Communication of the Christian life
Through the organization of discussion and study groups, along with days of reflection, social activity and the almost solitary publication of materials such as the magazine Cultura Cristiana, during more than a decade of apostolic work at the Catholic University Center of the UPR , Charlie dedicated himself to communicating—to students and teachers alike—the vitality, coherence, and relevance of faith.
More than half a dozen religious vocations were the fruit of his labors, including those of his brother Pepe and his sister Haydee.

Promotion of the cause
Although Charlie’s disciples would continue to meet sporadically in the years following his death, it was not until 1987—the year Pope John Paul II declared the “Year of the Layman”—that the group decided to organize, with the enthusiastic approval of the late Cardinal Luis Aponte Martínez of the Archdiocese of San Juan, the process that led to the beatification of Carlos Manuel.
The Circle’s feelings toward Charlie were summed up by Professor Santana, who stated: “I hope he will be canonized, not for his benefit but because the Church needs models of contemporary holiness, especially from lay people who have done nothing extraordinary in this world, but “who have done ordinary things with a great love for God and his Church.”
Approval of the miracle
After an intense investigation process both in San Juan and Rome, in 1997 Pope John Paul II declared Carlos Manuel “Venerable.” This title was the result of having confirmed that he had lived all the theological virtues (faith, hope and charity) as well as the cardinal virtues (prudence, justice, fortitude and temperance) in a heroic way.

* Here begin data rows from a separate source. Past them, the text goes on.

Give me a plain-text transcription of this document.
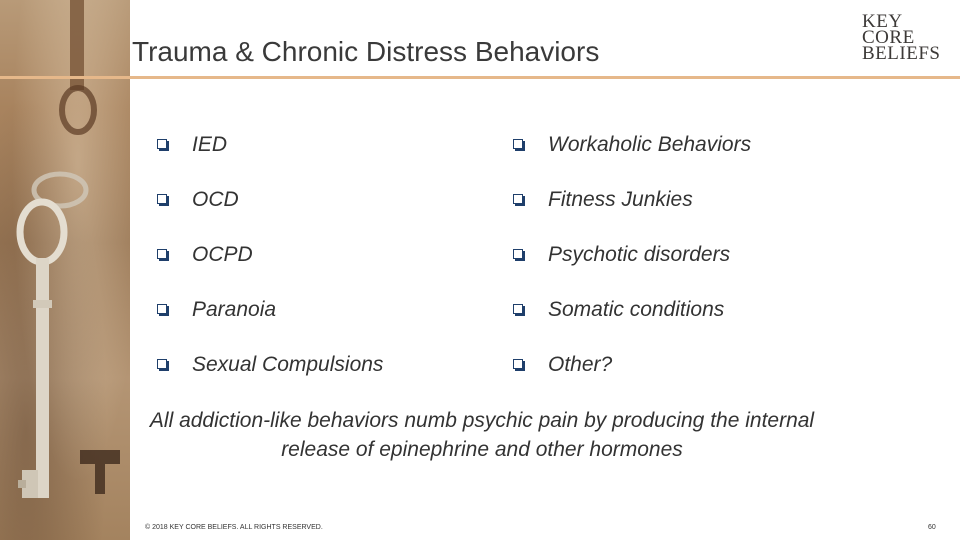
Trauma & Chronic Distress Behaviors
KEY
CORE
BELIEFS
IED
OCD
OCPD
Paranoia
Sexual Compulsions
Workaholic Behaviors
Fitness Junkies
Psychotic disorders
Somatic conditions
Other?
All addiction-like behaviors numb psychic pain by producing the internal
release of epinephrine and other hormones
© 2018 KEY CORE BELIEFS. ALL RIGHTS RESERVED.	60
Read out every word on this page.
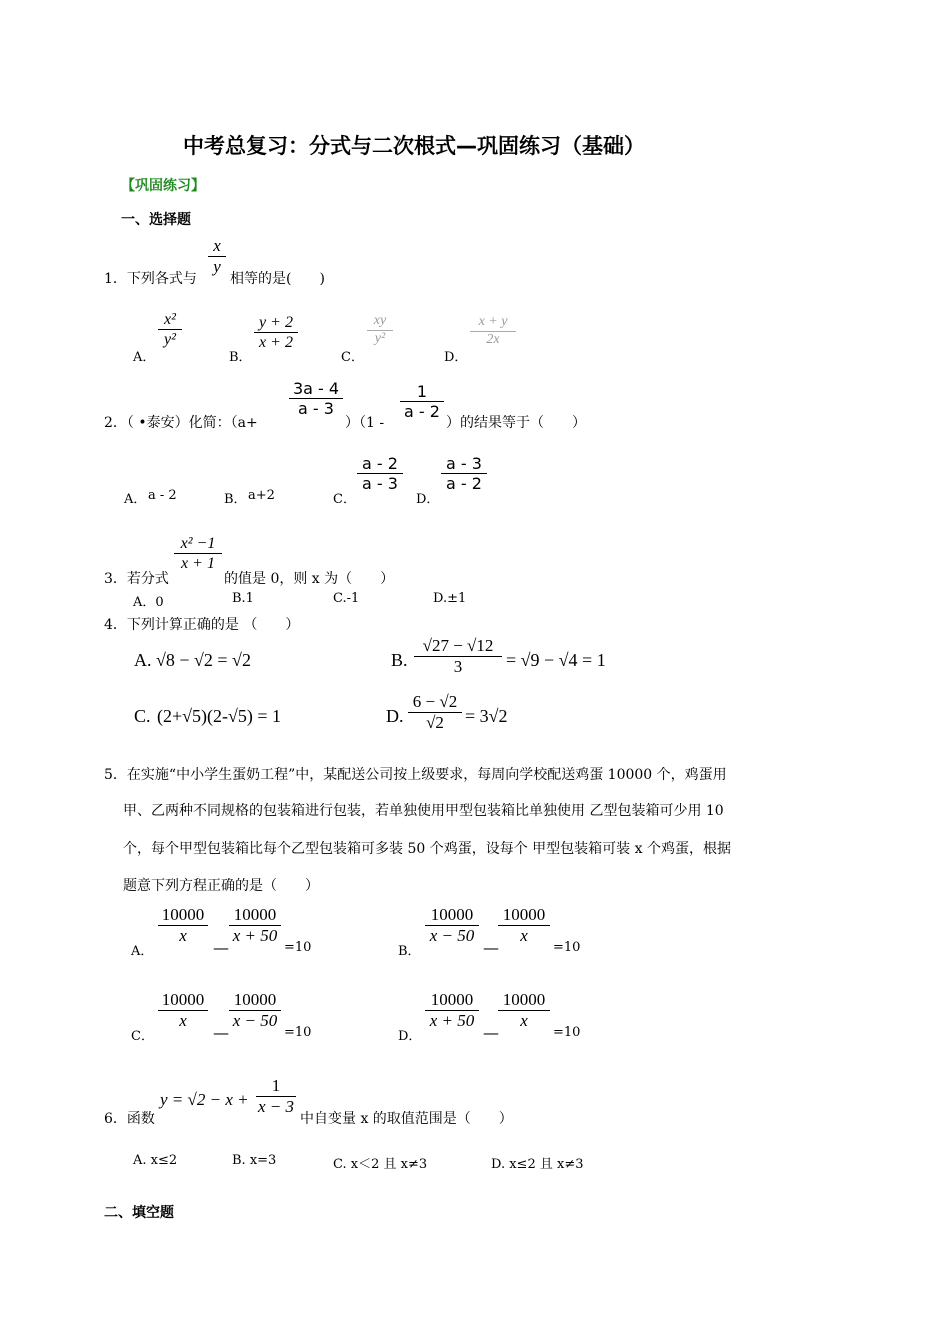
中考总复习：分式与二次根式—巩固练习（基础）
【巩固练习】
一、选择题
1．下列各式与
x
y
相等的是(　　)
A．
x²
y²
B．
y + 2
x + 2
C．
xy
y²
D．
x + y
2x
2．（ •泰安）化简：（a+
3a - 4
a - 3
）（1 -
1
a - 2
）的结果等于（　　）
A． a - 2	B． a+2	C．
a - 2
a - 3
D．
a - 3
a - 2
3．若分式
x² −1
x + 1
的值是 0，则 x 为（　　）
A．0	B.1	C.-1	D.±1
4．下列计算正确的是 （　　）
A. √8 − √2 = √2	B.
√27 − √12
3	= √9 − √4 = 1
C. (2+√5)(2-√5) = 1	D.
6 − √2
√2	= 3√2
5．在实施“中小学生蛋奶工程”中，某配送公司按上级要求，每周向学校配送鸡蛋 10000 个，鸡蛋用
甲、乙两种不同规格的包装箱进行包装，若单独使用甲型包装箱比单独使用 乙型包装箱可少用 10
个，每个甲型包装箱比每个乙型包装箱可多装 50 个鸡蛋，设每个 甲型包装箱可装 x 个鸡蛋，根据
题意下列方程正确的是（　　）
A．
10000
x
—
10000
x + 50
=10	B．
10000
x − 50
—
10000
x
=10
C．
10000
x
—
10000
x − 50
=10	D．
10000
x + 50
—
10000
x
=10
6．函数
y = √2 − x +
1
x − 3
中自变量 x 的取值范围是（　　）
A. x≤2	B. x=3	C. x＜2 且 x≠3	D. x≤2 且 x≠3
二、填空题
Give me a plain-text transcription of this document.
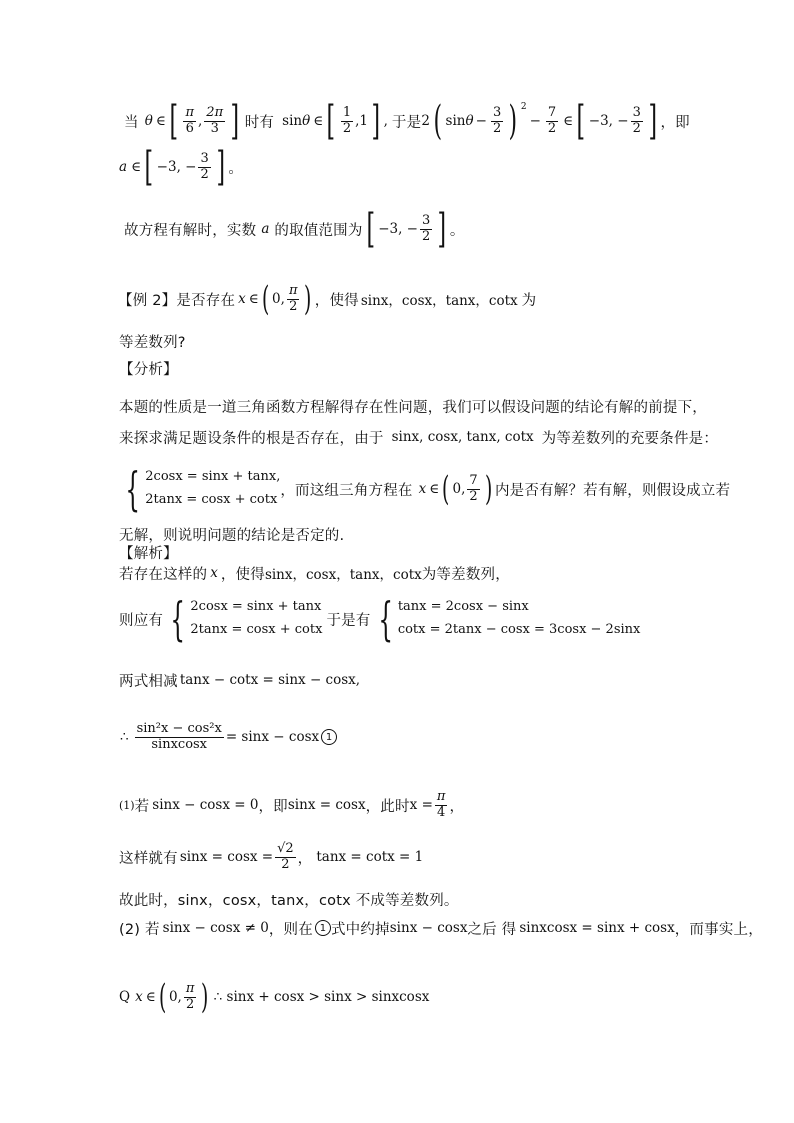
当 θ ∈ [ $\frac{\pi}{6}$ , $\frac{2\pi}{3}$ ] 时有 sin θ ∈ [ $\frac{1}{2} ,1$ ] , 于是 2 ( $\sin \theta - \frac{3}{2}$ ) $^2$
− $\frac{7}{2}$ ∈ [ −3, − $\frac{3}{2}$ ] ，即
a ∈ [ −3, − $\frac{3}{2}$ ] 。
故方程有解时，实数 a 的取值范围为 [ −3, − $\frac{3}{2}$ ] 。
【例 2】 是否存在 x ∈ ( 0, $\frac{\pi}{2}$ ) ，使得 sinx，cosx，tanx，cotx 为
等差数列?
【分析】
本题的性质是一道三角函数方程解得存在性问题，我们可以假设问题的结论有解的前提下，
来探求满足题设条件的根是否存在，由于 sinx, cosx, tanx, cotx 为等差数列的充要条件是：
{ 2cosx = sinx + tanx,
2tanx = cosx + cotx
，而这组三角方程在 x ∈ ( 0, $\frac{7}{2}$ ) 内是否有解？若有解，则假设成立若
无解，则说明问题的结论是否定的.
【解析】
若存在这样的 x ，使得 sinx，cosx，tanx，cotx 为等差数列，
则应有 { 2cosx = sinx + tanx
2tanx = cosx + cotx
于是有 { tanx = 2cosx − sinx
cotx = 2tanx − cosx = 3cosx − 2sinx
两式相减 tanx − cotx = sinx − cosx,
∴ $\frac{\text{sin²x − cos²x}}{\text{sinxcosx}} = \sin x - \cos x$ 1
(1) 若 sinx − cosx = 0 ，即 sinx = cosx ，此时 $x = \frac{\pi}{4}$ ，
这样就有 $\sin x = \cos x = \frac{√2}{2}$ ， tanx = cotx = 1
故此时，sinx，cosx，tanx，cotx 不成等差数列。
(2) 若 sinx − cosx ≠ 0 ，则在 1 式中约掉 sinx − cosx 之后 得 sinxcosx = sinx + cosx ，而事实上，
Q x ∈ ( 0, $\frac{\pi}{2}$ ) ∴ sinx + cosx > sinx > sinxcosx
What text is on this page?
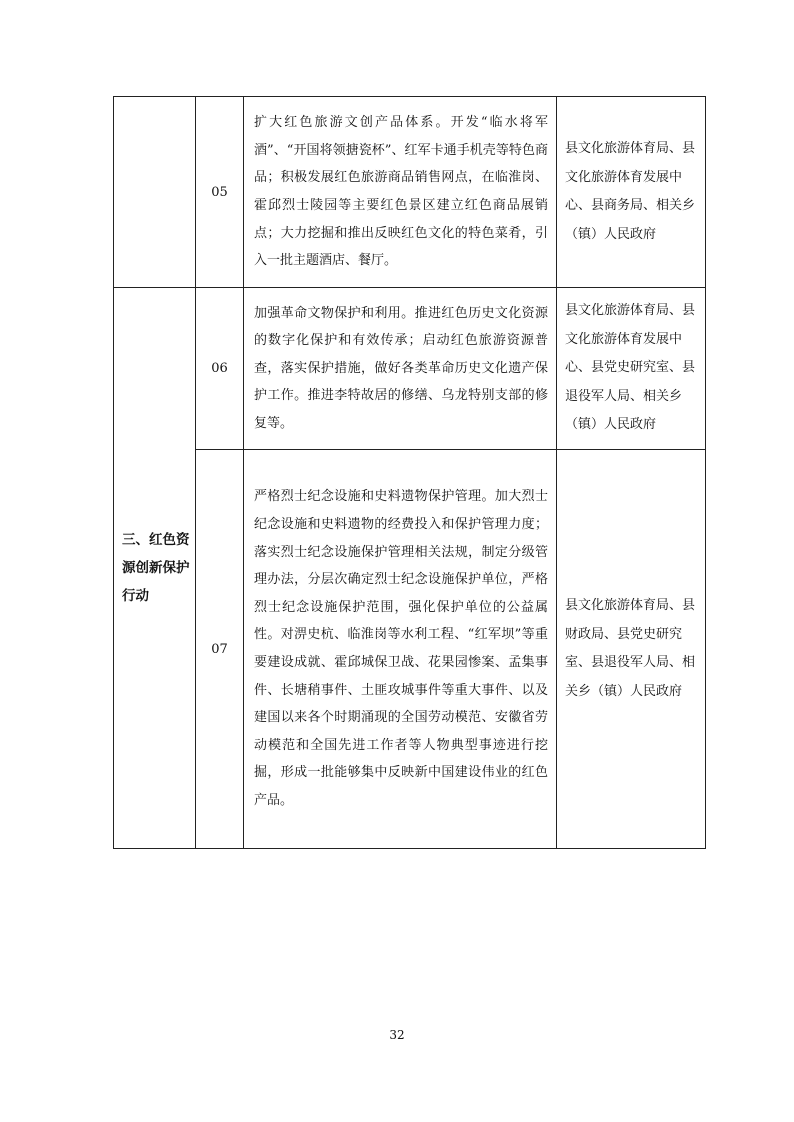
	05	扩大红色旅游文创产品体系。开发“临水将军酒”、“开国将领搪瓷杯”、红军卡通手机壳等特色商品；积极发展红色旅游商品销售网点，在临淮岗、霍邱烈士陵园等主要红色景区建立红色商品展销点；大力挖掘和推出反映红色文化的特色菜肴，引入一批主题酒店、餐厅。	县文化旅游体育局、县文化旅游体育发展中心、县商务局、相关乡（镇）人民政府
三、红色资源创新保护行动	06	加强革命文物保护和利用。推进红色历史文化资源的数字化保护和有效传承；启动红色旅游资源普查，落实保护措施，做好各类革命历史文化遗产保护工作。推进李特故居的修缮、乌龙特别支部的修复等。	县文化旅游体育局、县文化旅游体育发展中心、县党史研究室、县退役军人局、相关乡（镇）人民政府
	07	严格烈士纪念设施和史料遗物保护管理。加大烈士纪念设施和史料遗物的经费投入和保护管理力度；落实烈士纪念设施保护管理相关法规，制定分级管理办法，分层次确定烈士纪念设施保护单位，严格烈士纪念设施保护范围，强化保护单位的公益属性。对淠史杭、临淮岗等水利工程、“红军坝”等重要建设成就、霍邱城保卫战、花果园惨案、孟集事件、长塘稍事件、土匪攻城事件等重大事件、以及建国以来各个时期涌现的全国劳动模范、安徽省劳动模范和全国先进工作者等人物典型事迹进行挖掘，形成一批能够集中反映新中国建设伟业的红色产品。	县文化旅游体育局、县财政局、县党史研究室、县退役军人局、相关乡（镇）人民政府
32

In November 1999, medical authorities at St. John’s and the Vatican confirmed that in 1981—seven years before the cause for Carlos Manuel’s canonization began—Delí, who had been diagnosed with malignant lymphoma, had been suddenly and completely cured. and that in the absence of a medically founded reason for the cure, the only explanation left was Charlie’s intercession requested by Aguiló.
His future canonization as a full saint now awaits certification of a second miracle.
The example of Charlie’s beatification has subsequently helped to stimulate the causes of sainthood of other exemplary laymen and religious throughout the world. The beatification of this humble and charming contemporary lay apostle is, without a doubt, a well-deserved distinction for Puerto Rico and a source of inspiration for Catholics around the world.